Susana Martín Gijón nos la tira así a la cara en las primeras
líneas.
Camino Vargas puede compartir una cama,
pero para dormir no. Ella vive sola, su única compañía son las hormigas de su
terrario. A veces las descuida, absorbida, hechizada, por algún caso.
La inspectora Vargas se encuentra temporalmente a cargo de la
brigada de homicidios, sustituyendo al inspector
Arenas, al que una bala en fuego cruzado llevó al coma.
Es verano
y nos encontramos en Sevilla, el
bochorno pegajoso nos sofoca desde el papel.
El grupo de homicidios se halla
mermado. Arenas en el hospital, otro disfruta de vacaciones. Quedan cuatro.
Fito, siente cierto resentimiento contra los que no tuvieron que luchar para
salir de un barrio marginal que marcaba a fuego a los vecinos. Teresa con un
pie en la jubilación piensa más en el
Hola que en la policía. Lupe, la última en llegar, luchando en casa con
marido e hijo y luchando en la brigada para hacerse un hueco. El oficial,
Pascual, carga con un mal divorcio y carga con unos kilos de más, que combate
midiendo calorías.
Con sus intuiciones me han empujado animosa entre estas líneas.
Susana Martín Gijón ha querido perfilar estos personajes y no ha
llegado. Se han quedado en apuntes sin terminar.
Solo con Camino ha finalizado el croquis. Rompe un poco con el detective habitual, y no solo porque sea
mujer, ya hay muchas.
Camino es rellenita, como dice Encarni. Tiene una larga melena rubia que remueve bailando salsa cada viernes en la Salsoteca, que se ata en coleta rápida cuando tiene que trabajar y no puede perder el tiempo en adornos. No hace ascos a unas copas que la animen y tampoco a un buen revolcón sin llamada de vuelta. Cuando trasnocha no tiene mucho tiempo para la ducha, me recuerda al detective improvisado de Eduardo Mendoza.
Le gusta comer, pero se olvida cuando trabaja. Porque en el trabajo es implacable. Para ella no hay balizas
que la contengan, si tiene que valerse de atajos ilegales, lo hace. Todo por
descubrir al asesino que se burla del orden ético. Camino Vargas es correosa,
no le cuesta abrir la comitiva, con un pañuelo en boca y nariz, cuando se trata
de enfrentarse a un cadáver que lleva varios días expuesto al calor. Usa ganzúas, le gusta el ajedrez.

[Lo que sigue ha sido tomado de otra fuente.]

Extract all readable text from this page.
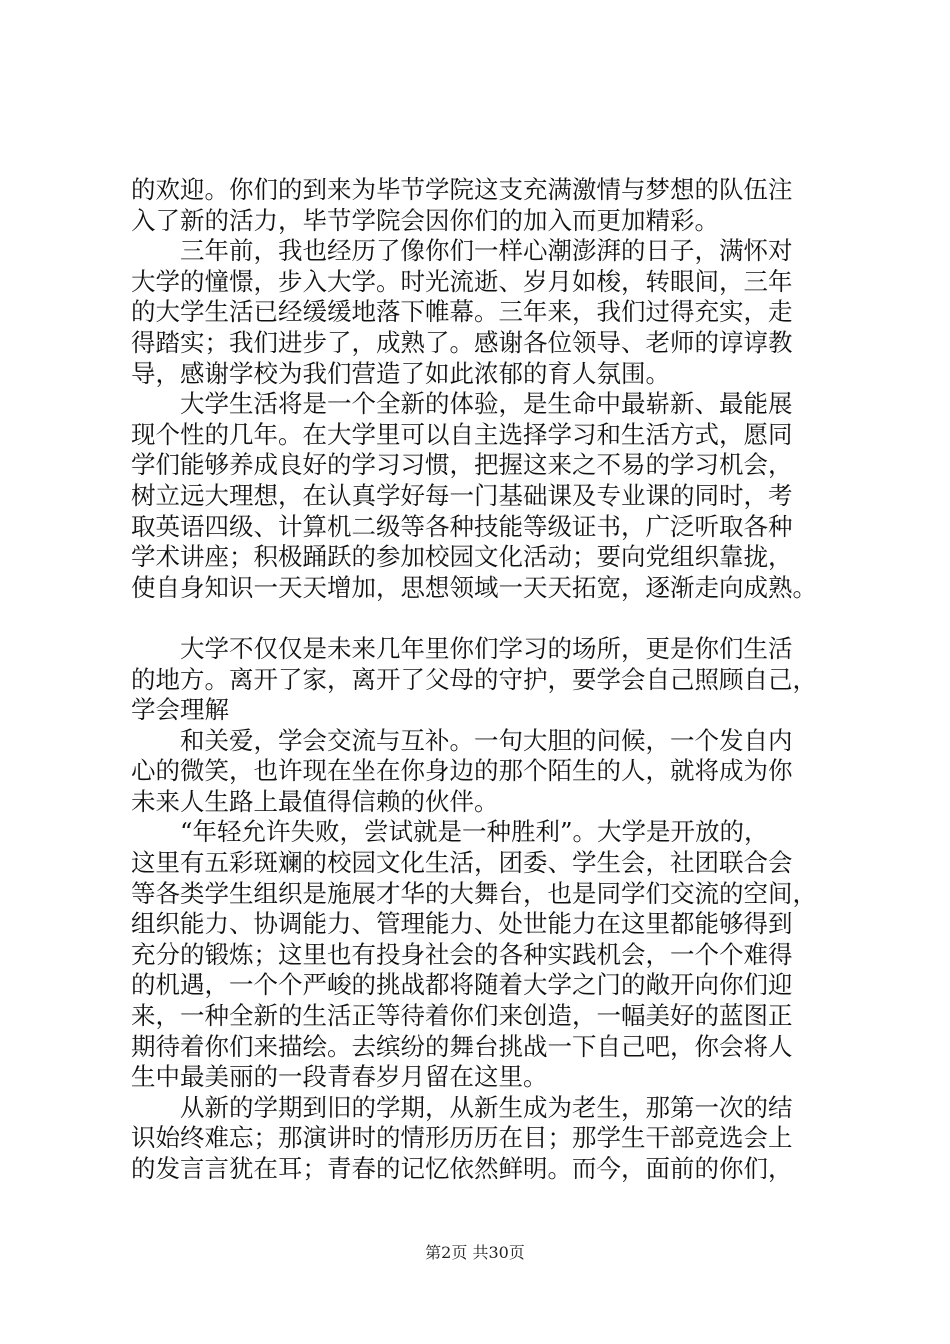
的欢迎。你们的到来为毕节学院这支充满激情与梦想的队伍注
入了新的活力，毕节学院会因你们的加入而更加精彩。
三年前，我也经历了像你们一样心潮澎湃的日子，满怀对
大学的憧憬，步入大学。时光流逝、岁月如梭，转眼间，三年
的大学生活已经缓缓地落下帷幕。三年来，我们过得充实，走
得踏实；我们进步了，成熟了。感谢各位领导、老师的谆谆教
导，感谢学校为我们营造了如此浓郁的育人氛围。
大学生活将是一个全新的体验，是生命中最崭新、最能展
现个性的几年。在大学里可以自主选择学习和生活方式，愿同
学们能够养成良好的学习习惯，把握这来之不易的学习机会，
树立远大理想，在认真学好每一门基础课及专业课的同时，考
取英语四级、计算机二级等各种技能等级证书，广泛听取各种
学术讲座；积极踊跃的参加校园文化活动；要向党组织靠拢，
使自身知识一天天增加，思想领域一天天拓宽，逐渐走向成熟。
大学不仅仅是未来几年里你们学习的场所，更是你们生活
的地方。离开了家，离开了父母的守护，要学会自己照顾自己，
学会理解
和关爱，学会交流与互补。一句大胆的问候，一个发自内
心的微笑，也许现在坐在你身边的那个陌生的人，就将成为你
未来人生路上最值得信赖的伙伴。
“年轻允许失败，尝试就是一种胜利”。大学是开放的，
这里有五彩斑斓的校园文化生活，团委、学生会，社团联合会
等各类学生组织是施展才华的大舞台，也是同学们交流的空间，
组织能力、协调能力、管理能力、处世能力在这里都能够得到
充分的锻炼；这里也有投身社会的各种实践机会，一个个难得
的机遇，一个个严峻的挑战都将随着大学之门的敞开向你们迎
来，一种全新的生活正等待着你们来创造，一幅美好的蓝图正
期待着你们来描绘。去缤纷的舞台挑战一下自己吧，你会将人
生中最美丽的一段青春岁月留在这里。
从新的学期到旧的学期，从新生成为老生，那第一次的结
识始终难忘；那演讲时的情形历历在目；那学生干部竞选会上
的发言言犹在耳；青春的记忆依然鲜明。而今，面前的你们，
第2页 共30页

Policía impaciente, mujer excesiva, que se
atreve a tener claro que no quiere ser madre. Que lamenta entre lágrimas no
dedicar demasiado tiempo a los que le importan.
Vive un poco al límite, se salta cualquier
orden. ¿No estás huyendo de algo, Camino?
¿Quizás de ti misma?
“Y fue… no sabe quién fue el que lo sugirió, pero acabaron en el
piso de él follándose de esa forma agresiva y ardiente que pretende espantar
todo el vacío que uno acumula dentro.”
Progenie trata de mujeres frente a
la maternidad. Mujeres que huyen de la forma convencional de ser madre. De clínicas
de reproducción, de experimentos visionarios.
La novela se divide en cuatro partes, cada
una se abre con un retal de las vidas de María Jesús y Soraya. Susana Martín
Gijón quiere distinguir estos fragmentos. Primero en la tipografía, aparecen en
cursiva; después porque estas dos
mujeres caminan en el borde de la trama del libro, hasta que al final saltan de lleno en él.
La autora en el desenlace las va a colocar
en un espacio de privilegio. Porque quiere, porque Susana Martín Gijón amasa a
su manera personajes e historias. Ella no copia en todo la realidad. Muchas
mujeres en el libro disfrutan de puestos que en nuestro entorno normalmente ocupan
hombres.
Es la apuesta clara de la mujer que está
escribiendo.
En el caso complejo que les ocupa los policías se enfrentan con
la maldad y resuelven, tranquilizan al que lee porque restablecen lo preceptivo.
En eso no hay innovación respecto al esquema clásico de la novela negra.
Aparecen los cuerpos sin vida de tres
mujeres, comparten un secreto y una decisión determinante en sus vidas. Un caso policiaco potente.
Tras las primeras diligencias, Camino se afana:
“Bueno, allá vamos.”
Allá vamos nosotros también. Seguimos
a los diferentes miembros del equipo de Camino Vargas.
Susana Martín Gijón quiere aprovechar su
libro para arremeter contra los que se oponen a la libre elección de las
mujeres en su maternidad, contra la violencia de género.
Yo no sé si la novela es capaz de soportar
una carga ideológica tan pesada, a veces se tambalea.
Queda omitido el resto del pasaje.